Being a card carrying bleeding heart liberal, homelessness has always bothered me and now it bothers me even more. I hear people complaining all the time about these lazy homeless people demanding to know why they don’t just get a job. I’m sorry but how do you get a job when your wallet’s been stolen, your birth certificate is lost and you have no identification? How do you even prove who you are? How do you get a job when you have no address to put down on an application, no clean clothes to wear to the interview, no place to take a shower and no money for a haircut?
So this journey is challenging at times and fraught with peril. But it also serves as a serendipitous and poignant reminder of how close we all are, not just to the Kevin Bacons and Amy Pohlers of the world, but to the homeless youth in our own community, to our neighbors and the check out clerk at Meijer, to the Amanda Berrys and Charles Ramseys, of the world and to each other. Now I’m not suggesting you all run out and adopt a homeless person like I did, but I often think of that quote from Hebrews, chapter 13 verse 2, be not forgetful to entertain strangers for thereby some have entertained angels unaware.

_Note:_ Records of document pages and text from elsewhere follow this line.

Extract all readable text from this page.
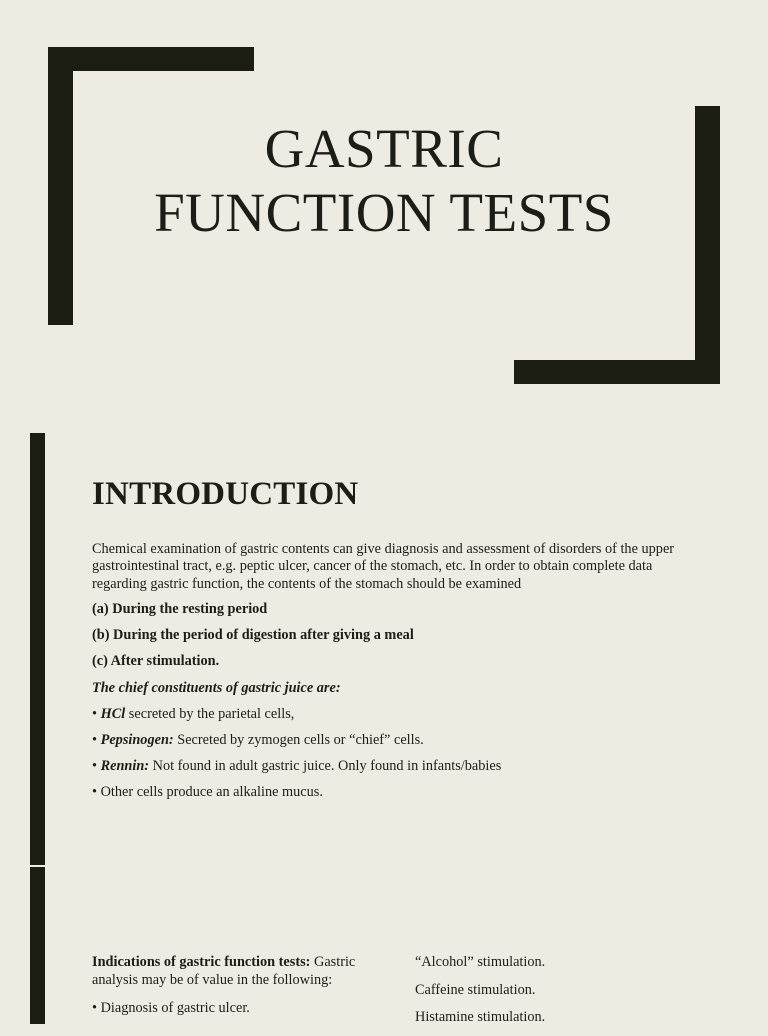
GASTRIC
FUNCTION TESTS
INTRODUCTION
Chemical examination of gastric contents can give diagnosis and assessment of disorders of the upper gastrointestinal tract, e.g. peptic ulcer, cancer of the stomach, etc. In order to obtain complete data regarding gastric function, the contents of the stomach should be examined
(a) During the resting period
(b) During the period of digestion after giving a meal
(c) After stimulation.
The chief constituents of gastric juice are:
• HCl secreted by the parietal cells,
• Pepsinogen: Secreted by zymogen cells or “chief” cells.
• Rennin: Not found in adult gastric juice. Only found in infants/babies
• Other cells produce an alkaline mucus.
Indications of gastric function tests: Gastric analysis may be of value in the following:
• Diagnosis of gastric ulcer.
“Alcohol” stimulation.
Caffeine stimulation.
Histamine stimulation.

99.9% of all human DNA is identical. All of our apparent differences in height, skin, hair and eyes and gender are all contained in one tenth of one percent of our DNA. That’s 0.1%. Renowned astrophysicist, Neil deGrasse Tyson, reminds us that “We are all connected, to each other biologically, to the earth chemically and to the rest of the universe atomically.” So I’m not just making this theory up, we really are all connected whether we like it or not! But maybe it was Dustin Hoffman’s character, Bernard, who states my case most succinctly in the movie, I Heart Huckabees, when he says: “Everything is connected and everything matters. There is not an atom in our bodies that has not been forged in the furnace of the sun.” It’s a continual challenge to honor those connections, to drop our guard and let each other in, to not let our lives be lead by fear. Listen to that little voice that says “yes” and keep an open heart, my friends. Miracles happen every day! Thank you!